香川県高松市の弁当販売店でアルバイト女性(25)の左鼻に無理やりピアスの穴を開けたとして、店員の河野裕子容疑者(35)が18日、傷害の疑いで県警高松南署に再逮捕された。河野は母親で、店長の中條久美子被告(53)と共に8日、同じ女性を丸刈りにした暴行の罪で起訴されている。
今年4月、河野容疑者はアルバイトの女性A子さんが遅刻したことに激高。同月27日朝、無料通信アプリで「おどれ言うことをきかなこうなるんじゃ」「今日ミッションありじゃ」とメッセージを送信。買ってきたピアッサーをA子さんの左鼻に押し当て、穴を開けた。A子さんはこれまでも再三にわたり、河野容疑者から暴行を受けていた。
弁当販売店は店長の中條被告と河野容疑者の他に、A子さんと50歳のB子さんがアルバイトとして働いていた。母親の中條被告も先月7日午後6時ごろ、客から「弁当が出てくるのが遅い」と文句を言われたことにブチギレ、B子さんを複数回、蹴り上げ、全治3週間のケガを負わせている。

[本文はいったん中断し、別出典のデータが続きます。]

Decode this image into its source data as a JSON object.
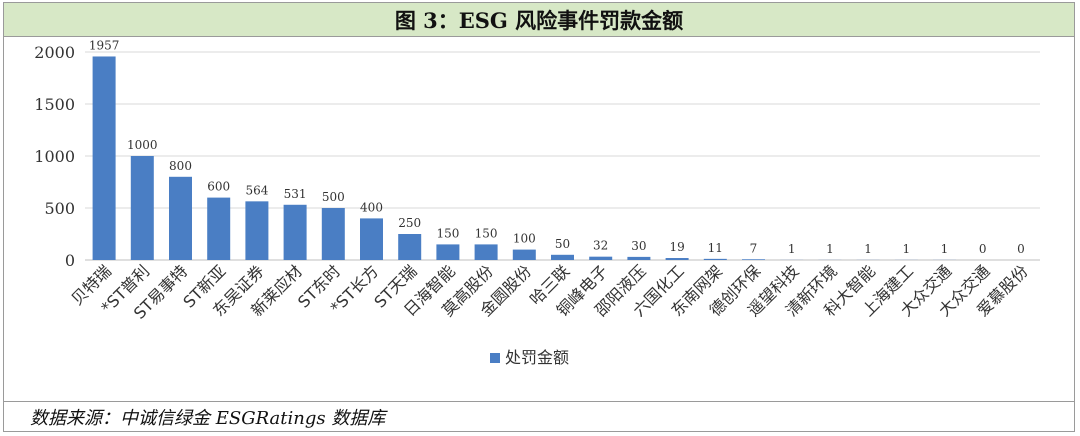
{
  "title": "图 3：ESG 风险事件罚款金额",
  "source": "数据来源：中诚信绿金 ESGRatings 数据库",
  "chart_data": {
    "type": "bar",
    "title": "",
    "xlabel": "",
    "ylabel": "",
    "ylim": [
      0,
      2000
    ],
    "yticks": [
      0,
      500,
      1000,
      1500,
      2000
    ],
    "grid": true,
    "legend_position": "bottom",
    "bar_color": "#4a7ec4",
    "categories": [
      "贝特瑞",
      "*ST普利",
      "ST易事特",
      "ST新亚",
      "东吴证券",
      "新莱应材",
      "ST东时",
      "*ST长方",
      "ST天瑞",
      "日海智能",
      "莫高股份",
      "金圆股份",
      "哈三联",
      "铜峰电子",
      "邵阳液压",
      "六国化工",
      "东南网架",
      "德创环保",
      "遥望科技",
      "清新环境",
      "科大智能",
      "上海建工",
      "大众交通",
      "大众交通",
      "爱慕股份"
    ],
    "series": [
      {
        "name": "处罚金额",
        "values": [
          1957,
          1000,
          800,
          600,
          564,
          531,
          500,
          400,
          250,
          150,
          150,
          100,
          50,
          32,
          30,
          19,
          11,
          7,
          1,
          1,
          1,
          1,
          1,
          0,
          0
        ]
      }
    ]
  }
}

「鼻ピアス事件」の1週間前の4月20日、客から「弁当に髪の毛が混入している」というクレームが入ると、母娘は烈火のごとく怒り狂った。河野容疑者はA子さんに「髪きれ言われたら はいだけいうとけ」「おどれ いうこときかんのか」とメッセージを送り、営業時間中に「髪、坊主にしな」と迫った。河野容疑者はA子さんの頭をつかんで店内にあった段ボール箱の中に突っ込み、頭を押さえつけながら、髪の毛をハサミでジョキジョキと切り落とし、丸刈りにした。
「A子さんのお姉さんから、『妹の様子がおかしい』という相談があり、捜査を始めた。A子さんは恐怖のあまり抵抗できず、誰にも相談できないまま我慢するしかなかった。余罪がまだあるとみて調べを進めている」(捜査事情通)
近隣住民が河野容疑者についてこう話す。
「弁当屋を手伝う前は、数年間、近所のスーパーでレジ打ちをしていました。小柄できれいな方ですよ。お子さんは男女3人いて、よくしゃべる、すごく愛想のいいお母さんって感じです。そんなことをしていたなんて、信じられません」
近所では愛嬌を振りまく一方、一歩、弁当屋の中に入ると「鬼女」と化していた。